The bloc has been bitterly divided over immigration and eastern member states like Poland and Hungary refuse to take in their share of refugees under a resettlement system. Kurz, an immigration hard-liner, has pledged to use his good relations particularly with Hungary to bring the two sides closer.

“Our aim is very clear - that in Europe there should not only be a dispute over redistribution (of refugees) but also at last a shift of focus towards securing external borders,” Kurz told a news conference outlining Austria’s priorities for the presidency, which it will take over from Bulgaria.
Hungary, Poland, Slovakia and the Czech Republic have repeatedly rebuffed requests from Brussels and western EU states to host some of the hundreds of thousands of mostly Muslim refugees that have streamed into the EU since 2015.

The bitter row has undermined trust between the bloc’s members and weakened their unity.
Austria has moved from calling on the eastern Europeans to carry their share of the burden to, under Kurz, criticizing the debate on quotas and calling for a new system altogether.
Kurz has said there is no point arguing over the current system of quotas because eastern states refuse to accept them. He has argued in favor of a system in which migrants rescued in the Mediterranean are returned to Africa rather than brought to Europe, and pledged to stop illegal immigration altogether.

“Protection (of borders) alone will not solve the migration question but the decisive question is what happens to people after their rescue - so are they brought to central Europe or are they taken back to countries or origin or other safe regions where they can be provided for?” he said.
When asked what solutions he had in mind, he said expanding the mandate of Frontex, the EU border agency, was one option but there were others and it would depend on talks with leaders at events including a summit on migration and security on Sept. 20.

Other priorities Austria has set itself include promoting Europe’s competitiveness and working towards EU accession for Balkan countries, particularly Serbia and Montenegro, he said.
But the African Union must wake up and take responsibility for the deaths of Africans during the dangerous journeys across the Mediterranean Sea to sail to Europe.

Sede Alonge wrote in The Guardian of Britain that African Union must wake up.
Thousands of migrants, the writer stated, many of them Africans, have died trying to get into Europe this year alone. News stories of drownings and shipwrecks during hazardous sea journeys on the Mediterranean have become depressingly familiar.

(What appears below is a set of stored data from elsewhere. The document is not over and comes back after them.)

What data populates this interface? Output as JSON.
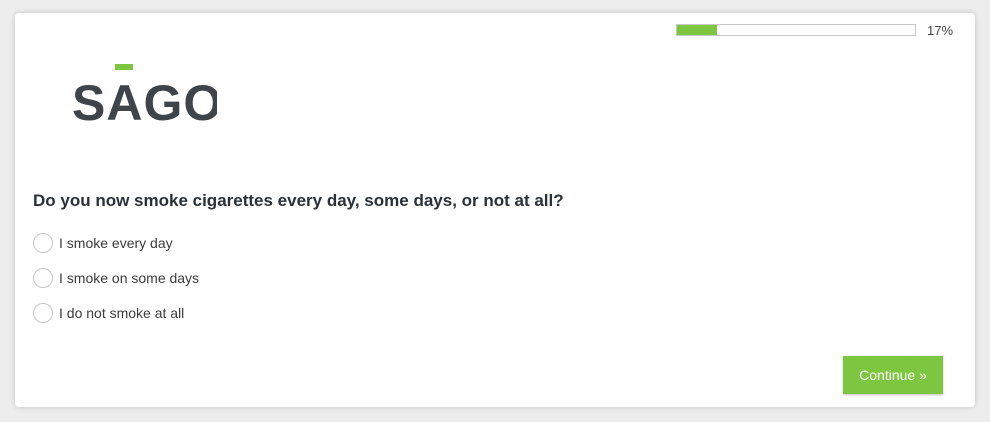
{
  "progress": {
    "percent_text": "17%",
    "value": 0.17,
    "fill_color": "#7dc63f"
  },
  "logo": {
    "text": "SAGO",
    "accent_color": "#7dc63f"
  },
  "question": {
    "text": "Do you now smoke cigarettes every day, some days, or not at all?",
    "options": [
      "I smoke every day",
      "I smoke on some days",
      "I do not smoke at all"
    ]
  },
  "buttons": {
    "continue_label": "Continue »",
    "color": "#7dc63f"
  }
}
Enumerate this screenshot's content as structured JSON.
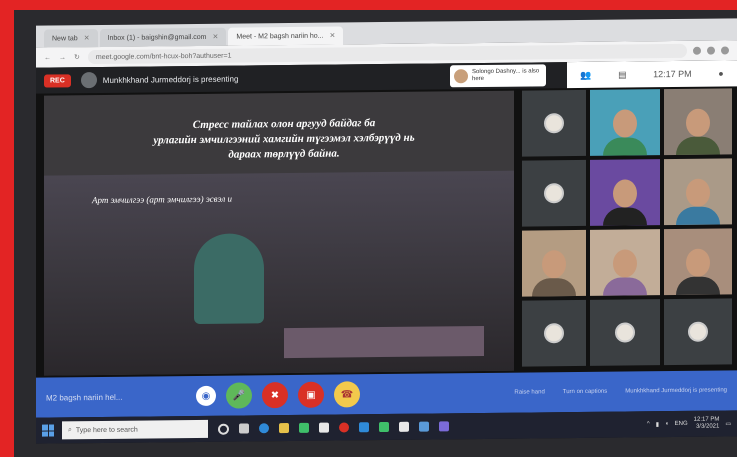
{
  "browser": {
    "tabs": [
      {
        "label": "New tab"
      },
      {
        "label": "Inbox (1) - baigshin@gmail.com"
      },
      {
        "label": "Meet - M2 bagsh nariin ho..."
      }
    ],
    "url": "meet.google.com/bnt-hcux-boh?authuser=1"
  },
  "meet": {
    "rec_label": "REC",
    "presenting_text": "Munkhkhand Jurmeddorj is presenting",
    "also_here": "Solongo Dashny... is also here",
    "time": "12:17 PM",
    "meeting_name": "M2 bagsh nariin hel...",
    "right_controls": [
      "Raise hand",
      "Turn on captions",
      "Munkhkhand Jurmeddorj is presenting"
    ]
  },
  "slide": {
    "title_lines": [
      "Стресс тайлах олон аргууд  байдаг ба",
      "урлагийн эмчилгээний хамгийн түгээмэл хэлбэрүүд нь",
      "дараах  төрлүүд байна."
    ],
    "subtitle": "Арт эмчилгээ (арт эмчилгээ) эсвэл и"
  },
  "taskbar": {
    "search_placeholder": "Type here to search",
    "language": "ENG",
    "clock_time": "12:17 PM",
    "clock_date": "3/3/2021"
  },
  "colors": {
    "frame_red": "#e32424",
    "controls_blue": "#3a66c9",
    "mic_green": "#5fb85a",
    "end_red": "#d93025",
    "hand_yellow": "#f2c94c"
  }
}
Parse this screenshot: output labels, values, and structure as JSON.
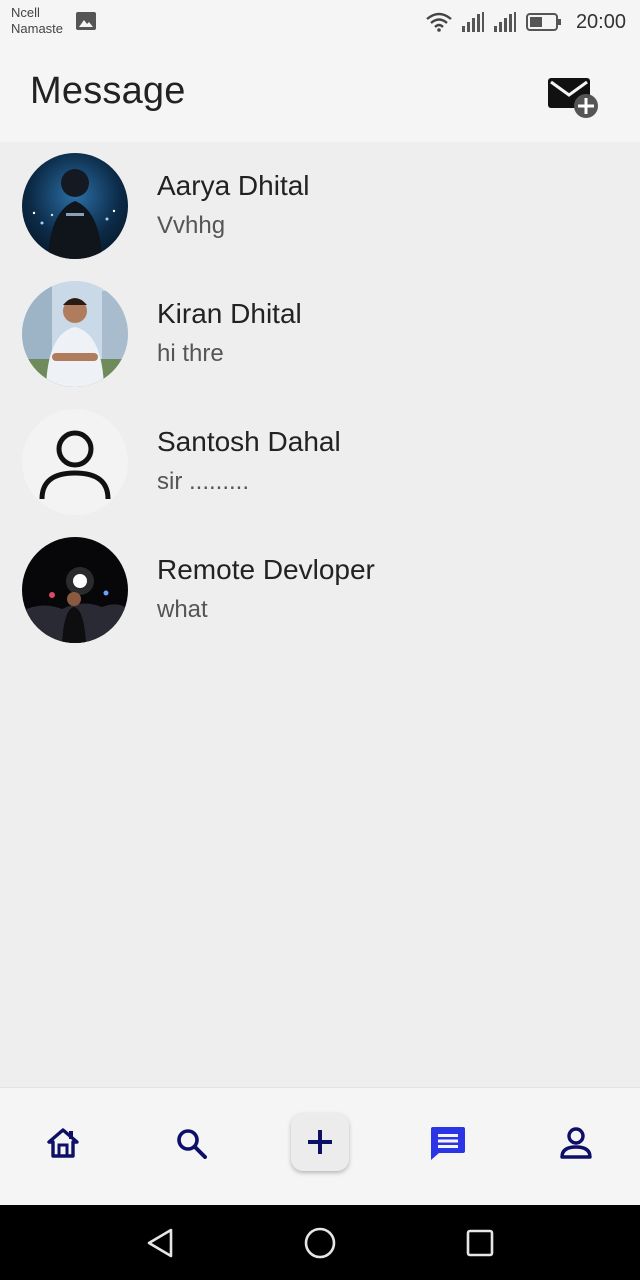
{
  "status_bar": {
    "carrier_line1": "Ncell",
    "carrier_line2": "Namaste",
    "time": "20:00",
    "icons": [
      "gallery-icon",
      "wifi-icon",
      "signal-icon",
      "signal-icon",
      "battery-icon"
    ]
  },
  "header": {
    "title": "Message",
    "compose_icon": "compose-mail-icon"
  },
  "conversations": [
    {
      "name": "Aarya Dhital",
      "preview": "Vvhhg",
      "avatar": "photo"
    },
    {
      "name": "Kiran Dhital",
      "preview": "hi thre",
      "avatar": "photo"
    },
    {
      "name": "Santosh Dahal",
      "preview": "sir .........",
      "avatar": "default-person-icon"
    },
    {
      "name": "Remote Devloper",
      "preview": "what",
      "avatar": "photo"
    }
  ],
  "bottom_nav": {
    "items": [
      "home-icon",
      "search-icon",
      "add-icon",
      "messages-icon",
      "profile-icon"
    ],
    "active": "messages-icon"
  },
  "system_nav": {
    "items": [
      "back-icon",
      "home-circle-icon",
      "recents-icon"
    ]
  },
  "colors": {
    "nav_icon": "#0d1066",
    "nav_active": "#2b35e6",
    "background": "#eeeeee",
    "bar": "#f5f5f5"
  }
}
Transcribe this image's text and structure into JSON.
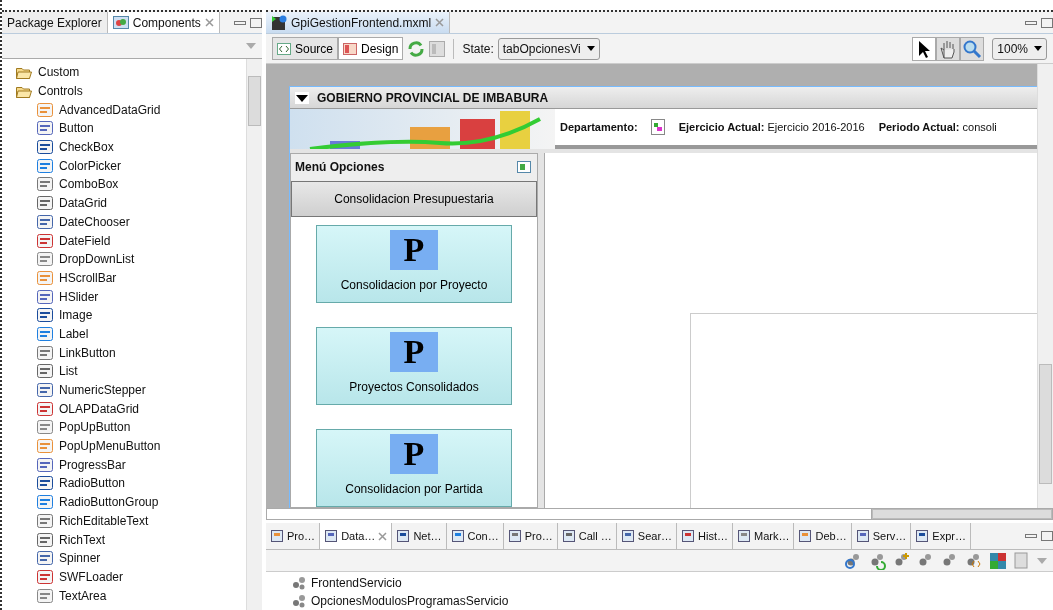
{
  "left_panel": {
    "tabs": [
      {
        "label": "Package Explorer",
        "selected": false
      },
      {
        "label": "Components",
        "selected": true
      }
    ],
    "tree": [
      {
        "label": "Custom",
        "expanded": true
      },
      {
        "label": "Controls",
        "expanded": true,
        "children": [
          {
            "label": "AdvancedDataGrid"
          },
          {
            "label": "Button"
          },
          {
            "label": "CheckBox"
          },
          {
            "label": "ColorPicker"
          },
          {
            "label": "ComboBox"
          },
          {
            "label": "DataGrid"
          },
          {
            "label": "DateChooser"
          },
          {
            "label": "DateField"
          },
          {
            "label": "DropDownList"
          },
          {
            "label": "HScrollBar"
          },
          {
            "label": "HSlider"
          },
          {
            "label": "Image"
          },
          {
            "label": "Label"
          },
          {
            "label": "LinkButton"
          },
          {
            "label": "List"
          },
          {
            "label": "NumericStepper"
          },
          {
            "label": "OLAPDataGrid"
          },
          {
            "label": "PopUpButton"
          },
          {
            "label": "PopUpMenuButton"
          },
          {
            "label": "ProgressBar"
          },
          {
            "label": "RadioButton"
          },
          {
            "label": "RadioButtonGroup"
          },
          {
            "label": "RichEditableText"
          },
          {
            "label": "RichText"
          },
          {
            "label": "Spinner"
          },
          {
            "label": "SWFLoader"
          },
          {
            "label": "TextArea"
          }
        ]
      }
    ]
  },
  "editor": {
    "tab": "GpiGestionFrontend.mxml",
    "modes": [
      {
        "label": "Source",
        "selected": false
      },
      {
        "label": "Design",
        "selected": true
      }
    ],
    "state_label": "State:",
    "state_value": "tabOpcionesVi",
    "tools": [
      {
        "kind": "pointer",
        "selected": true
      },
      {
        "kind": "hand",
        "selected": false
      },
      {
        "kind": "zoom",
        "selected": false
      }
    ],
    "zoom_value": "100%"
  },
  "design": {
    "header": "GOBIERNO PROVINCIAL DE IMBABURA",
    "info": [
      {
        "label": "Departamento:",
        "kind": "image"
      },
      {
        "label": "Ejercicio Actual:",
        "value": "Ejercicio 2016-2016",
        "kind": "text"
      },
      {
        "label": "Periodo Actual:",
        "value": "consoli",
        "kind": "text"
      }
    ],
    "menu_title": "Menú Opciones",
    "section": "Consolidacion Presupuestaria",
    "cards": [
      {
        "letter": "P",
        "label": "Consolidacion por Proyecto"
      },
      {
        "letter": "P",
        "label": "Proyectos Consolidados"
      },
      {
        "letter": "P",
        "label": "Consolidacion por Partida"
      }
    ]
  },
  "bottom_panel": {
    "tabs": [
      {
        "label": "Pro…",
        "selected": false
      },
      {
        "label": "Data…",
        "selected": true
      },
      {
        "label": "Net…",
        "selected": false
      },
      {
        "label": "Con…",
        "selected": false
      },
      {
        "label": "Pro…",
        "selected": false
      },
      {
        "label": "Call …",
        "selected": false
      },
      {
        "label": "Sear…",
        "selected": false
      },
      {
        "label": "Hist…",
        "selected": false
      },
      {
        "label": "Mark…",
        "selected": false
      },
      {
        "label": "Deb…",
        "selected": false
      },
      {
        "label": "Serv…",
        "selected": false
      },
      {
        "label": "Expr…",
        "selected": false
      }
    ],
    "services": [
      "FrontendServicio",
      "OpcionesModulosProgramasServicio"
    ]
  }
}
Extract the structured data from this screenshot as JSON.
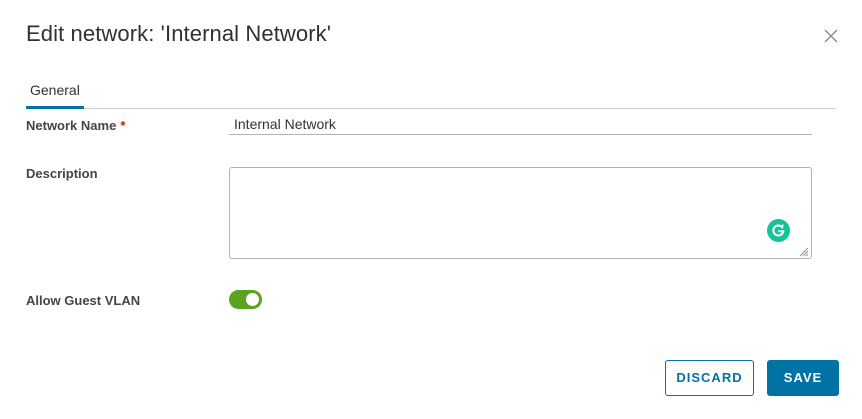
{
  "dialog": {
    "title": "Edit network: 'Internal Network'",
    "close_icon": "close-icon"
  },
  "tabs": [
    {
      "label": "General",
      "active": true
    }
  ],
  "form": {
    "network_name": {
      "label": "Network Name",
      "required_marker": "*",
      "value": "Internal Network"
    },
    "description": {
      "label": "Description",
      "value": "",
      "extension_icon": "grammarly-icon"
    },
    "allow_guest_vlan": {
      "label": "Allow Guest VLAN",
      "enabled": true
    }
  },
  "footer": {
    "discard_label": "DISCARD",
    "save_label": "SAVE"
  },
  "colors": {
    "accent": "#0072a3",
    "toggle_on": "#5aa220",
    "required": "#c21d00",
    "grammarly": "#15c39a"
  }
}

What can be done to prevent such tragedies? So far, one could get the impression that the problem is considered solely Europe’s to deal with; after all, it is the EU’s borders that are being besieged. But that would mean absolving the African Union of any responsibility for its own borders and citizens, letting it off the hook far too easily.

African societies pride themselves on their regard for culture, family life and community in general. The actions of individuals are considered reflective of their families and the communities they come from. If a son turns out to be a thief, this is deemed shameful not just to his parents but also to the community he comes from. His family is expected to accept full responsibility for his actions and to undertake to do something about the situation. Similarly, we are also fond of emphasizing our sense of brotherhood and solidarity with our fellow African citizens.

However, it is difficult to reconcile all this with the seemingly indifferent AU response to the migrant crisis. What exactly is it doing to secure its borders and prevent smugglers from transporting thousands out of the continent, often to their deaths? What is it doing to encourage those Africans who feel forced to leave their countries, or who are displaced, to choose African destinations rather than European ones? Not much, is the answer.

"The fact that African migrants tend to seek refuge in countries that have well-developed human rights systems only accentuates the AU’s failure. Increasing Europe’s border security should not be solely the EU’s headache. Africa’s leaders have a responsibility to work towards solving a problem they helped create in the first place."